Portanto, peço ao Senhor que me dê a graça de fazer, da minha próxima morte, dom de amor à Igreja. Poderei dizer que sempre a amei; foi o seu amor que me tirou do meu selvagem e tacanho egoísmo e me enviou para o seu serviço; e que para ela, e não por outra coisa, me parece ter vivido. Mas desejo que a Igreja o saiba; e que eu tenha a força de lho dizer, como uma confidência do coração, que só no último momento da vida se tem a coragem de fazer.
Quero finalmente compreendê-la toda na sua história, no seu desígnio divino, no seu destino final, na sua complexa, total e unitária composição, na sua humana e imperfeita consistência, nos seus infortúnios e sofrimentos, nas fraquezas e nas misérias de tantos dos seus filhos, nos seus aspectos menos simpáticos, e no seu esforço perene de fidelidade, de amor, de perfeição e de caridade. Corpo Místico de Cristo.
Quero abraçá-la, saudá-la, amá-la, em todos os seres que a compõem, em todos os bispos e sacerdotes que a assistem e guiam, em todas as almas que a vivem e a ilustram; quero abençoá-la. Também porque não a deixo, não saio dela, mas mais e melhor com ela me uno e me confundo: a morte é um progresso na Comunhão dos Santos.

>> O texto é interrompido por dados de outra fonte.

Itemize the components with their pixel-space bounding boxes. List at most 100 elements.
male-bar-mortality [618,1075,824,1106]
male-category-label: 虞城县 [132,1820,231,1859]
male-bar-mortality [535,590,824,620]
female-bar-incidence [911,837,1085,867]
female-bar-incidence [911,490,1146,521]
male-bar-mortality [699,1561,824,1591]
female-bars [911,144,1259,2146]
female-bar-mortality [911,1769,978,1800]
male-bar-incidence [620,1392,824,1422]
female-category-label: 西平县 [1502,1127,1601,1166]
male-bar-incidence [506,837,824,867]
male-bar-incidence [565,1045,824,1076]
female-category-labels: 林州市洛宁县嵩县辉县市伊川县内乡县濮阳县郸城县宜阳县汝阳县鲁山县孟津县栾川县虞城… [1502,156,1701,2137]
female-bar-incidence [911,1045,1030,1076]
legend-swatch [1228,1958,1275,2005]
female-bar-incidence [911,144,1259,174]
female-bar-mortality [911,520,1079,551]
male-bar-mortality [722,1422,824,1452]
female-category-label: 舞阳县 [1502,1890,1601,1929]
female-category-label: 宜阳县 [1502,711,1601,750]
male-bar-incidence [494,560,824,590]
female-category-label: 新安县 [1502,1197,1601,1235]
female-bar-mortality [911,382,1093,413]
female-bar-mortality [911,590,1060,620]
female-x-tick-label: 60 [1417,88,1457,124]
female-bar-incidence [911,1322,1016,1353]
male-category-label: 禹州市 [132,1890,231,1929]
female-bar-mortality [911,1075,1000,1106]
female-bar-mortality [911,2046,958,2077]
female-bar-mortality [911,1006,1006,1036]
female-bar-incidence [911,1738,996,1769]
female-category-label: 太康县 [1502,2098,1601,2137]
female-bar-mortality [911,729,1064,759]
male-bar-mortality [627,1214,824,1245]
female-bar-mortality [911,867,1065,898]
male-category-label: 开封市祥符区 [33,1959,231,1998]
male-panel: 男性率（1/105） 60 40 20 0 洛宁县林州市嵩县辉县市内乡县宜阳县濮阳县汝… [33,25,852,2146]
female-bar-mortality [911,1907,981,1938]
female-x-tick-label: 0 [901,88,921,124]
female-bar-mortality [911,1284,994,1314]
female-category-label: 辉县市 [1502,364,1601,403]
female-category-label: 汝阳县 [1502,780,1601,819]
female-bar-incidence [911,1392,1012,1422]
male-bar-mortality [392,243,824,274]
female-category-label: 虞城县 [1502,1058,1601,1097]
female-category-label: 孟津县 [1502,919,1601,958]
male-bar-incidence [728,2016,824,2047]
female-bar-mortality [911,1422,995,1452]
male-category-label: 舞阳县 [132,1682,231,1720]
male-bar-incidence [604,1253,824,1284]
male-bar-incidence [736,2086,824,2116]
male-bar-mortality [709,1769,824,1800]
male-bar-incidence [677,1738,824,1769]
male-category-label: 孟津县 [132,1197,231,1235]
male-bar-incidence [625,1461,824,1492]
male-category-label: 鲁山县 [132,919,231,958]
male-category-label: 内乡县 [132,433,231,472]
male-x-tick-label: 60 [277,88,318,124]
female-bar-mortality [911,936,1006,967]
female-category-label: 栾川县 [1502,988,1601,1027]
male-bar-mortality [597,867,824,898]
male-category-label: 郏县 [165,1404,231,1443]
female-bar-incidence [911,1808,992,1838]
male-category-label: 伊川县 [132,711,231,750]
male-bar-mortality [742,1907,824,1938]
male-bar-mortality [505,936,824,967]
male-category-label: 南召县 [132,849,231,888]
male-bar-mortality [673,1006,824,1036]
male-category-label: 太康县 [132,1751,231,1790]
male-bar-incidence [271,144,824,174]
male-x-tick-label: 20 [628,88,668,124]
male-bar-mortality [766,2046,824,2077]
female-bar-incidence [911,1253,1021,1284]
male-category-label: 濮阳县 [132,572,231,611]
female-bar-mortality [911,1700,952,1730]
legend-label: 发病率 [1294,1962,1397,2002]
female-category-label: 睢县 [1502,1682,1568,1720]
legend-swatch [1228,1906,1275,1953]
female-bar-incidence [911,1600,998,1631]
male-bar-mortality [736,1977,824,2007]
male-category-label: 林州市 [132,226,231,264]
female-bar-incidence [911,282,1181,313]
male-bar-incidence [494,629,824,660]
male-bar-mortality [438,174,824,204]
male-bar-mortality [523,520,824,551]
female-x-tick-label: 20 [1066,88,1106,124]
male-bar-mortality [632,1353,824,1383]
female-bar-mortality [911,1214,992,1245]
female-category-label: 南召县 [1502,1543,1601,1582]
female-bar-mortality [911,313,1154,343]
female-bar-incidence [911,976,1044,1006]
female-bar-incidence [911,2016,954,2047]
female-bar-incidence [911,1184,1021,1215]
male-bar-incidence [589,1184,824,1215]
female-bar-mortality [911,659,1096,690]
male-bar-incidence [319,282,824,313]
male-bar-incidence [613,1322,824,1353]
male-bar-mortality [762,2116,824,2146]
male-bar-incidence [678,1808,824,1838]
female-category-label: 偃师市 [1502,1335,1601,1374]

Aqui é de recordar a prece final de Jesus (Jo 17). O Pai e os meus; são todos um; no confronto com o mal que está sobre a terra e na possibilidade da sua salvação; na consciência suprema de que era minha missão chamá-los, revelar-lhes a verdade, torná-los filhos de Deus e irmãos entre si: amá-los com o Amor, que é em Deus, e que de Deus, mediante Cristo, veio à humanidade, e pelo ministério da Igreja, a mim confiado, lhe é comunicado.
Ó homens, compreendei-me: a todos vos amo na efusão do Espírito Santo, que eu, ministro, vos devia participar. Assim vos guardo, assim vos saúdo, assim vos abençoo. A todos. E a vós, mais próximos de mim, mais cordialmente. A paz esteja convosco.
E à Igreja, a quem tudo devo, e que foi minha, que direi? As bênçãos de Deus sejam sobre ti; toma consciência da tua natureza e da tua missão; tem o sentido das necessidades verdadeiras e profundas da humanidade; e caminha pobre, isto é, livre, forte e amorosa para Cristo.